Because malignancy in the general population is relatively rare and most patients with psoriasis are treated as outpatients, it can be very difficult to accurately measure the risk of malignancy in patients with psoriasis. Therefore, the goal of our study was to measure the incidence of cancer in patients with psoriasis, stratified by the severity of their disease.

METHODS
POPULATION AND PERSON-TIME

Using a large US administrative database we designed a retrospective cohort study. Our database included data on participants in the Medicaid programs of 3 large states from July 1992 to March 1996. One state was located in the mid Atlantic region, 1 in the midwestern region, and 1 in the southern region of the United States. Compared with the general population, Medicaid participants are more likely to be women, ethnic minorities, and children.15 All individuals included in our analytic data set were 20 years or older and had International Classification of Diseases Ninth Revision, Clinical Modification (ICD-9-CM) diagnostic code(s) consistent with a disease study group.

STUDY GROUPS

Individuals were classified into 1 of 5 study groups based on ICD-9-CM codes from medical claims and, when appropriate, National Drug Codes for specific medications used to treat these illnesses.
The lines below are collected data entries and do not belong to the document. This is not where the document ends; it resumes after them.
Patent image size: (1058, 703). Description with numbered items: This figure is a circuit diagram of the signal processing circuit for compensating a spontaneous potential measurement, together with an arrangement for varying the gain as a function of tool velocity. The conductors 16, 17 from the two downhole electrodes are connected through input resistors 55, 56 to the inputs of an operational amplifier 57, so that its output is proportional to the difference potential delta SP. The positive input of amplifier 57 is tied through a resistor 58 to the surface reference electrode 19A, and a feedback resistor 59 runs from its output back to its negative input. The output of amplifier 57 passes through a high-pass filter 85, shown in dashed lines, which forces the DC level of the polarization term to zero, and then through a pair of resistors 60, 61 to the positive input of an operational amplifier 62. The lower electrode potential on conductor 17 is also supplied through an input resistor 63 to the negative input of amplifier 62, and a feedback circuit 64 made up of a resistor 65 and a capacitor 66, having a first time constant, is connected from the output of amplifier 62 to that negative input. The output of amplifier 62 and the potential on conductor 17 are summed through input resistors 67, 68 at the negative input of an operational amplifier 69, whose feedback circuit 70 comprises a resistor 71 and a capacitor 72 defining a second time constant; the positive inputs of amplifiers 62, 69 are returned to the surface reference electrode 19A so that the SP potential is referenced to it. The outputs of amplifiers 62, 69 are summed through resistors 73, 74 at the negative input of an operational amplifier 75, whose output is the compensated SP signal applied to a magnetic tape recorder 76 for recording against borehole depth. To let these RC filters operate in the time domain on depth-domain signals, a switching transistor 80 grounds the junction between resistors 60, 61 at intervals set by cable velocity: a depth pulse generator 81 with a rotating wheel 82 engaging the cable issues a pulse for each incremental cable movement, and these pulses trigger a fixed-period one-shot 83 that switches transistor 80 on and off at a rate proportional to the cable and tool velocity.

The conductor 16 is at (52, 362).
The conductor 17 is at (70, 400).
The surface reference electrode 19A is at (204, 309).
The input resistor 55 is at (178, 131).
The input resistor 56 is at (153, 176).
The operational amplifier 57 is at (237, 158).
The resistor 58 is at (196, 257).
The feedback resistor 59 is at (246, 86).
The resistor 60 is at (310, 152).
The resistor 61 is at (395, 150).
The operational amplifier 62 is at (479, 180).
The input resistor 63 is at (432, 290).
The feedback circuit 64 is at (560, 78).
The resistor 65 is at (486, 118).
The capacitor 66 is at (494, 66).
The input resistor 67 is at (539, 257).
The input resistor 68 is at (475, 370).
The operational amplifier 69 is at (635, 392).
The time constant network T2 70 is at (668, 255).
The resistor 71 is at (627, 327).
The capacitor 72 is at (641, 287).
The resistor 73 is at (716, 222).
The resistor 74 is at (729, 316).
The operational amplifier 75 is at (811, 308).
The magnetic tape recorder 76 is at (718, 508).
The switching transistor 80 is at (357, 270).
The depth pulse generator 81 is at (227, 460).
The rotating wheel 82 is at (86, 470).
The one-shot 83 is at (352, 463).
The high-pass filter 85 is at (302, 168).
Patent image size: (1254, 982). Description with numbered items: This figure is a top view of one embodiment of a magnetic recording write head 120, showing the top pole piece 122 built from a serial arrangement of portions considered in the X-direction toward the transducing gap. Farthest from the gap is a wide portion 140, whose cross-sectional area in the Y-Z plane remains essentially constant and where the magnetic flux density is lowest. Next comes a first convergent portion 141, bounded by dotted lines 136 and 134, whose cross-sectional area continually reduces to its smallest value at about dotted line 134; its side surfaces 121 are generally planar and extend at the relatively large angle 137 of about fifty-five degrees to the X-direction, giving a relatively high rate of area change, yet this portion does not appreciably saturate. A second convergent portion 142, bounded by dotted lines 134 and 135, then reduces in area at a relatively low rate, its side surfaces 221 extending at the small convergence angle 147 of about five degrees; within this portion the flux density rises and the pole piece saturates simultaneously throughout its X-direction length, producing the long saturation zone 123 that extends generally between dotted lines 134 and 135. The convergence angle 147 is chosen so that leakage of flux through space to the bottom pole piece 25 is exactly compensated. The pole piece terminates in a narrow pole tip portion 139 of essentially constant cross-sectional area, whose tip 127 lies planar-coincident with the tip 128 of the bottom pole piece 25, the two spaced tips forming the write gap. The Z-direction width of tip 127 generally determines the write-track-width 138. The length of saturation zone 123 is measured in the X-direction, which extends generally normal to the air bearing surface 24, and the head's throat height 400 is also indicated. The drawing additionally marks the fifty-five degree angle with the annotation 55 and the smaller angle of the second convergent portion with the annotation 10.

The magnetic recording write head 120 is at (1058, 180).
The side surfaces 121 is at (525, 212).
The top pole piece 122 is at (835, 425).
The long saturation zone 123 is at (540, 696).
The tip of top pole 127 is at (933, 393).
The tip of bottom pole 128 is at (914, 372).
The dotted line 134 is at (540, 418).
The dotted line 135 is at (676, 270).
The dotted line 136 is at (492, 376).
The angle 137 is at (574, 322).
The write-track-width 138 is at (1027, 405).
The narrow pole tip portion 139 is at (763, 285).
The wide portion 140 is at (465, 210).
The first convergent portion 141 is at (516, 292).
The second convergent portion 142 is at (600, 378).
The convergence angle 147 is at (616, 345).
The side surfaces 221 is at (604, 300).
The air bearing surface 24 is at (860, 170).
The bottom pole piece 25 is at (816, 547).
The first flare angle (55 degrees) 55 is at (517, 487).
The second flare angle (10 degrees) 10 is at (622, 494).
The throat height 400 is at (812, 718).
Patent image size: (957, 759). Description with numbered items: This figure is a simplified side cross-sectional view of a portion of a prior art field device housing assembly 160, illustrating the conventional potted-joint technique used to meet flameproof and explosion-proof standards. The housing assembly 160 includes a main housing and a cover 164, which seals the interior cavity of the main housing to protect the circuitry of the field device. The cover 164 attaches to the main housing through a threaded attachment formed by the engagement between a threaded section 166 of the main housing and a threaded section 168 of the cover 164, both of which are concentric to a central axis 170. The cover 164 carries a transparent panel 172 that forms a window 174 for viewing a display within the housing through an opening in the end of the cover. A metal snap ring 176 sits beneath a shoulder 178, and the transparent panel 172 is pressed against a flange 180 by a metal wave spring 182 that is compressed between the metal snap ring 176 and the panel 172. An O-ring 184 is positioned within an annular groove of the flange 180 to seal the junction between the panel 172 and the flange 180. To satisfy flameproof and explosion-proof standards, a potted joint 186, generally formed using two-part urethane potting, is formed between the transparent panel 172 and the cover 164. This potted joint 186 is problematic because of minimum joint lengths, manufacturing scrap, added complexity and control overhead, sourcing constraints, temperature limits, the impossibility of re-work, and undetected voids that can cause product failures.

Study groups were made up of individuals with (1) severe psoriasis as defined by a diagnosis of psoriasis and treatment with 1 or more systemic therapeutic agents (ie, psoralen, methotrexate, cyclosporin, etretinate, 6-thioguanine, hydroxyurea, tacrolimus, azathioprine, or acitretin); (2) less severe psoriasis as defined by a diagnosis of psoriasis and no treatment with any systemic agent; (3) severe eczema as defined by a diagnosis of eczema on at least 4 occasions in a 12-month period; (4) heart, kidney, or liver transplants and treatment with immunosuppressive agents; and (5) essential hypertension. When patients qualified for both the psoriasis group and another group, they were only classified as having psoriasis. The hypertension group was selected as our reference group because the cancer risk among hypertensive individuals is not expected to be substantially different from the risk in the general population. A true comparison group without disease was not studied because (1) surveillance for cancer may be less in those who do not regularly see a physician and (2) in Medicaid databases there is difficulty distinguishing whether the absence of claims indicates absence of disease or loss of eligibility.15 We estimated the risk of malignancy in patients with severe eczema to ensure that at least 1 of our comparison groups had as frequent skin examinations as those with severe psoriasis. Finally, we selected the organ transplant group to try to estimate the risk of malignancy associated with the use of immunosuppressive agents. Disease codes and drug codes are available from the corresponding author (D.J.M.) on request.

DEFINITION OF OUTCOME

The primary outcome of our study was the first occurrence of a claim that included a diagnosis of any cancer. This diagnosis must have occurred at least 6 months after the patient was classified into their study group. A cancer-free window was selected because we believe that previously diagnosed cancers would most likely be recorded within the first 6 months of available claims.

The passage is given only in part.